Investigating Task-driven Latent Feasibility for Nonconvex Image Modeling
This work addresses image modeling problems for vision applications by offering a flexible framework that integrates task information, though it appears incremental as it builds on prior optimization and deep prior methods.
The paper tackles the challenge of modeling latent image distributions by introducing Task-driven Latent Feasibility (TLF), a framework that incorporates task-specific constraints to narrow solution spaces in optimization-based image modeling, and demonstrates its effectiveness in tasks like image deblurring and rain streak removal with advantages over state-of-the-art methods.
Properly modeling latent image distributions plays an important role in a variety of image-related vision problems. Most exiting approaches aim to formulate this problem as optimization models (e.g., Maximum A Posterior, MAP) with handcrafted priors. In recent years, different CNN modules are also considered as deep priors to regularize the image modeling process. However, these explicit regularization techniques require deep understandings on the problem and elaborately mathematical skills.
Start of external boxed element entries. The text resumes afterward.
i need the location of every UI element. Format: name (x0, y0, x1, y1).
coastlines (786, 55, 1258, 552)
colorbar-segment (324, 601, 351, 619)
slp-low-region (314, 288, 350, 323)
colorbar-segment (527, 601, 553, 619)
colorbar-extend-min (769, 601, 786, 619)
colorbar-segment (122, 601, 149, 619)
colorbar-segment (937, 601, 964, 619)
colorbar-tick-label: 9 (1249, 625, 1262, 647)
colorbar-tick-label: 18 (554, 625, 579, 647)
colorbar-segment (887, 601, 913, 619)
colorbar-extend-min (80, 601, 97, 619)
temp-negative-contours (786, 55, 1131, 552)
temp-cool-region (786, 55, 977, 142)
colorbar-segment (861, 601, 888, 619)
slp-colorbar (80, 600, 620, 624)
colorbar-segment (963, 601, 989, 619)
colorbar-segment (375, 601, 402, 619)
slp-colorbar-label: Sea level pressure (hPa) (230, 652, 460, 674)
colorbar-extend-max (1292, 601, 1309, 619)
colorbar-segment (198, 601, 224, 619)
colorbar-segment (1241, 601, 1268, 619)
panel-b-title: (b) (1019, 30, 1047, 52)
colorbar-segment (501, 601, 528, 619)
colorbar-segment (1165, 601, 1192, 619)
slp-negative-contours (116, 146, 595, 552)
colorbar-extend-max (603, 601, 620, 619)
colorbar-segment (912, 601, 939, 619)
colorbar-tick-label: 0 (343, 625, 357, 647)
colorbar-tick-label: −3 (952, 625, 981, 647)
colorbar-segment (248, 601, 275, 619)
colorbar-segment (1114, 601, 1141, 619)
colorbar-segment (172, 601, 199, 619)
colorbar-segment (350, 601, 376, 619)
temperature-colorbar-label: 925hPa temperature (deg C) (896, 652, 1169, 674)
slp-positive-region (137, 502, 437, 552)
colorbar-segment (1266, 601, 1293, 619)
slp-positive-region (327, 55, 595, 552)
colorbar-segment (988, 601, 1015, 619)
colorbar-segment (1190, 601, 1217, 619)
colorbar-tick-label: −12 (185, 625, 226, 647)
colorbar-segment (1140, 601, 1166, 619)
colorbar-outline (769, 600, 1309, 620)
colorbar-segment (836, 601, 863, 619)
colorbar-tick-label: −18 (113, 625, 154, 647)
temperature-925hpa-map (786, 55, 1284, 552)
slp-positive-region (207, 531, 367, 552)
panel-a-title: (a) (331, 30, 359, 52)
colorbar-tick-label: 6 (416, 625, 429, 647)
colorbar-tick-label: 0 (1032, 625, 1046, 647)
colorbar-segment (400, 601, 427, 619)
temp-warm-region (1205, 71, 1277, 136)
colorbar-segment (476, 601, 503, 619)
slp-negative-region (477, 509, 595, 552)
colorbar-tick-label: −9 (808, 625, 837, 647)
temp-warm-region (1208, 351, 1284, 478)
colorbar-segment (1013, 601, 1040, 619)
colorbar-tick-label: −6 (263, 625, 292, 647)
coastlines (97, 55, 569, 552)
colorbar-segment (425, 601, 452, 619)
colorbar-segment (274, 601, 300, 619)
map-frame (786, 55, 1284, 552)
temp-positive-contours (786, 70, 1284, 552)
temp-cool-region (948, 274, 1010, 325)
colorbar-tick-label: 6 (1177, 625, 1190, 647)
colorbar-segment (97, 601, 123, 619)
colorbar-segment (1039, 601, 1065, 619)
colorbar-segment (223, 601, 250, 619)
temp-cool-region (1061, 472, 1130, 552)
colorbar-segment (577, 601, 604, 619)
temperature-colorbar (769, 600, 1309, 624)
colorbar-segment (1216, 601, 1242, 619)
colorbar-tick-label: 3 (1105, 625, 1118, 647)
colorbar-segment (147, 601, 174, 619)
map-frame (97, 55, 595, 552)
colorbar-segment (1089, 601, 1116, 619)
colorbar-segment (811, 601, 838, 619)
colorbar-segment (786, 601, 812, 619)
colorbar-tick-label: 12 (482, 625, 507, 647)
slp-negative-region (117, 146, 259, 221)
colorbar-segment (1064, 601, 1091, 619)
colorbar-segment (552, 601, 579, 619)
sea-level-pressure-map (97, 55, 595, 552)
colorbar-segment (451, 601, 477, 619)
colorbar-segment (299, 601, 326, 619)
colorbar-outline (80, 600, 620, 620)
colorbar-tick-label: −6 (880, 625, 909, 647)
In this work, we provide a new perspective, named Task-driven Latent Feasibility (TLF), to incorporate specific task information to narrow down the solution space for the optimization-based image modeling problem. Thanks to the flexibility of TLF, both designed and trained constraints can be embedded into the optimization process. By introducing control mechanisms based on the monotonicity and boundedness conditions, we can also strictly prove the convergence of our proposed inference process. We demonstrate that different types of image modeling problems, such as image deblurring and rain streaks removals, can all be appropriately addressed within our TLF framework. Extensive experiments also verify the theoretical results and show the advantages of our method against existing state-of-the-art approaches.